Une part de ciel.

Une part de ciel

Aux premiers jours de décembre, Carole regagne sa vallée natale, dans le massif de la Vanoise, où son père, Curtil, lui a donné rendez-vous. Elle retrouve son frère et sa soeur, restés depuis toujours dans le village de leur enfance. Garde forestier, Philippe rêve de baliser un sentier de randonnée suivant le chemin emprunté par Hannibal à travers les Alpes. Gaby, la plus jeune, vit dans un bungalow où elle attend son homme, en taule pour quelques mois, et élève une fille qui n’est pas la sienne. Dans le Val-des-Seuls, il y a aussi le vieux Sam, pourvoyeur de souvenirs, le beau Jean, la Baronne et ses chiens, le bar à Francky avec sa jolie serveuse…
Dans le gîte qu’elle loue, à côté de la scierie, Carole se consacre à une traduction sur la vie de Christo, l’artiste qui voile les choses pour mieux les révéler. Les jours passent, qui pourraient lui permettre de renouer avec Philippe et Gaby un lien qui n’a rien d’évident : Gaby et Philippe se comprennent, se ressemblent ; Carole est celle qui est partie, celle qui se pose trop de questions. Entre eux, comme une ombre, cet incendie qui a naguère détruit leur maison d’enfance et définitivement abîmé les poumons de Gaby. Décembre s’écoule, le froid s’installe, la neige arrive… Curtil sera-t-il là pour Noël ?

Aux premiers jours de décembre, Carole rentre dans son village natale après avoir reçu une boule à neige.
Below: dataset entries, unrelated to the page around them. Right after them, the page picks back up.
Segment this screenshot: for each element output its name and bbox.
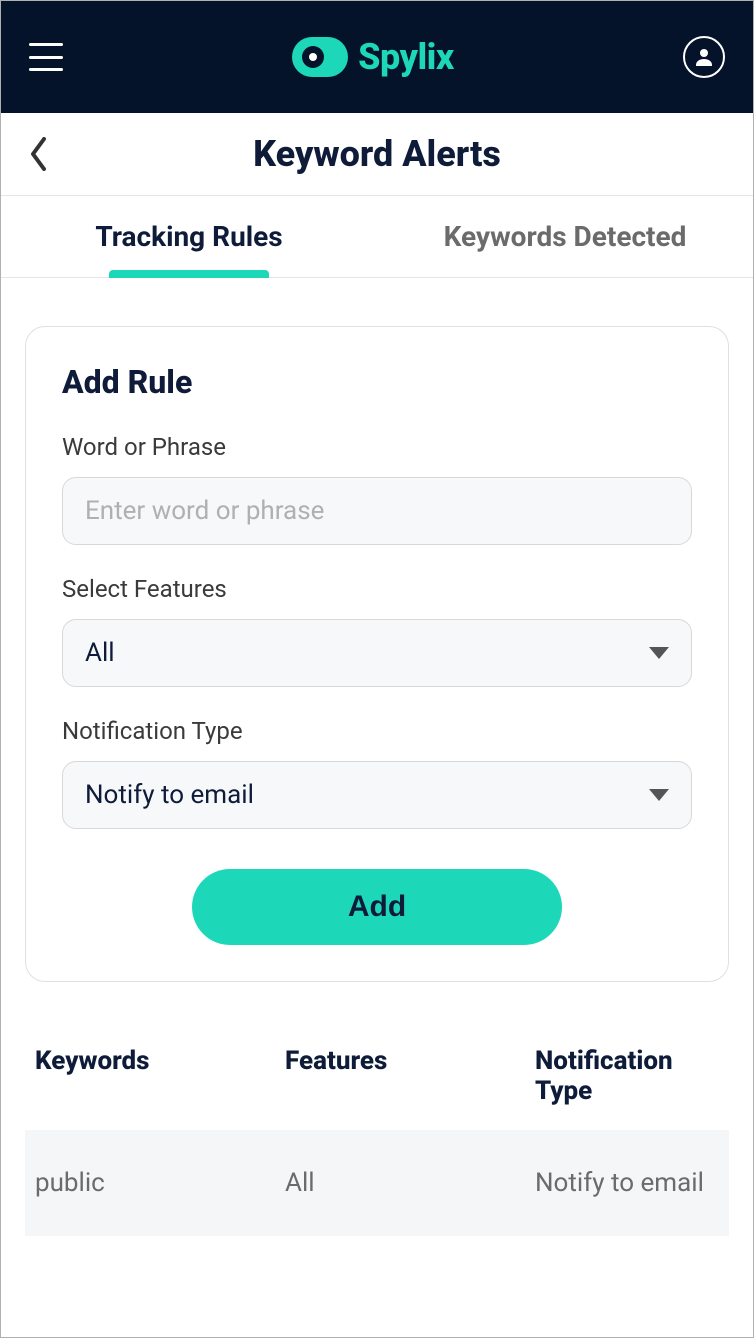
notification-type-value: Notify to email <box>85 780 254 810</box>
header-features: Features <box>285 1046 535 1106</box>
chevron-down-icon <box>649 789 669 801</box>
cell-notification-type: Notify to email <box>535 1168 719 1198</box>
tab-keywords-detected[interactable]: Keywords Detected <box>377 196 753 277</box>
select-features-label: Select Features <box>62 575 692 603</box>
table-header: Keywords Features Notification Type <box>25 1022 729 1130</box>
page-header: Keyword Alerts <box>1 113 753 196</box>
header-notification-type: Notification Type <box>535 1046 719 1106</box>
add-rule-card: Add Rule Word or Phrase Select Features … <box>25 326 729 982</box>
content: Add Rule Word or Phrase Select Features … <box>1 278 753 1236</box>
card-title: Add Rule <box>62 363 692 401</box>
brand-logo[interactable]: Spylix <box>292 36 454 78</box>
table-row: public All Notify to email <box>25 1130 729 1236</box>
word-phrase-label: Word or Phrase <box>62 433 692 461</box>
notification-type-label: Notification Type <box>62 717 692 745</box>
add-button[interactable]: Add <box>192 869 562 945</box>
tab-tracking-rules[interactable]: Tracking Rules <box>1 196 377 277</box>
word-phrase-input[interactable] <box>62 477 692 545</box>
select-features-dropdown[interactable]: All <box>62 619 692 687</box>
chevron-down-icon <box>649 647 669 659</box>
page-title: Keyword Alerts <box>253 133 501 175</box>
profile-icon[interactable] <box>683 36 725 78</box>
cell-keyword: public <box>35 1168 285 1198</box>
tabs: Tracking Rules Keywords Detected <box>1 196 753 278</box>
rules-table: Keywords Features Notification Type publ… <box>25 1022 729 1236</box>
back-icon[interactable] <box>29 137 49 171</box>
header-keywords: Keywords <box>35 1046 285 1106</box>
brand-name: Spylix <box>358 36 454 78</box>
notification-type-dropdown[interactable]: Notify to email <box>62 761 692 829</box>
form-group-notification-type: Notification Type Notify to email <box>62 717 692 829</box>
app-header: Spylix <box>1 1 753 113</box>
logo-icon <box>292 37 348 77</box>
menu-icon[interactable] <box>29 43 63 71</box>
cell-features: All <box>285 1168 535 1198</box>
select-features-value: All <box>85 638 115 668</box>
form-group-word-phrase: Word or Phrase <box>62 433 692 545</box>
form-group-select-features: Select Features All <box>62 575 692 687</box>
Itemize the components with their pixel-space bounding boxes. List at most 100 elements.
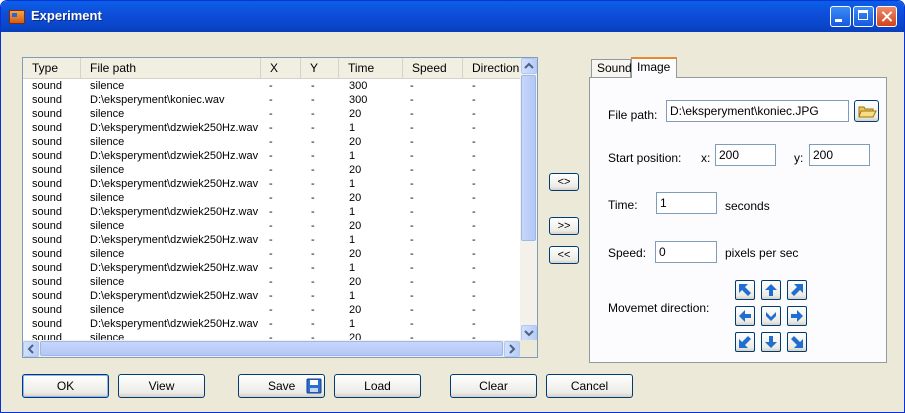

Celle-ci est le symbole d’un rituel immuable, le signe que son père reviendra d’un jour à l’autre et qu’il faut l’attendre.
Au Val-des-Seules elle retrouve son frère, Philippe – garde forestier bourru – et sa petite sœur Gaby – si heureuse à sa façon – mais surtout les non-dits, les espoirs jamais réalisés, les souvenirs…
Dans ce village reculé, les distractions sont peu nombreuses et les pensées affluent vite. Entre deux traductions et un peu d’aide à ses ancien(nes) ami(e)s, Carole va devoir faire ses deuils. Deuil de sa relation avec le père des filles, deuil de ses histoires de familles, deuil de sa mère, deuil de ses amours anciennes… Car Carole cogite beaucoup mais ne dit rien. Carole n’ose pas, Carole attends, toujours. A tel point qu’un fossé qui semble insurmontable s’est crée entre elle et sa sœur si différente. Seul Philippe fait le pont entre elles et pourtant elle sent bien qu’il est du côté de Gaby.
Mais ces 44 jours d’attente vont l’aider. De façon immuable, les petits rien qu’elle va vivre vont profondément la changer. Elle va finir par accepter ce qu’elle a, son passé et surtout elle-même. Elle va évoluer dans sa vie, prendre de l’assurance et des décisions qu’elle repoussait depuis des mois. Du haut de sa quarantaine, elle grandit à sa manière.
C‘est d’ailleurs ce que j’ai apprécié dans ce livre. Un histoire tiroir, une histoire d’évolution mais adulte, entièrement adulte. Bien sûr il a des enfants dans le paysage, ils sont la vie du Val, la preuve que celle-ci continue, que des pages se tournent. Pour autant, on ne suit que la vie des adultes, de Philippe qui vit sa vie tranquille dans sa forêt, rêvant de baliser son chemin d’Hannibal sans jamais avoir envie de partir, de s’envoler. Et de Gaby surtout qui tente de joindre les deux bouts, malgré son homme en prison, puis dans la nature et de La Môme, sa fille « adoptive » recueillie depuis toujours.
En résumé, c’est un bon livre. Un peu long parfois, on vit au rythme des journées enneigées de ce tout petit village. Et 44 jours c’est parfois un peu long. Mais malgré cela, je l’ai vraiment apprécié, et j’ai même reculé le fait de lire la fin. Car je savais qu’elle n’allait pas me plaire… Le fil conducteur, le père est toujours présent, en filigramme ou bien en évidence suivant les jours. La question est de savoir s’il revient vraiment. Mais ça, il faut le lire pour le comprendre…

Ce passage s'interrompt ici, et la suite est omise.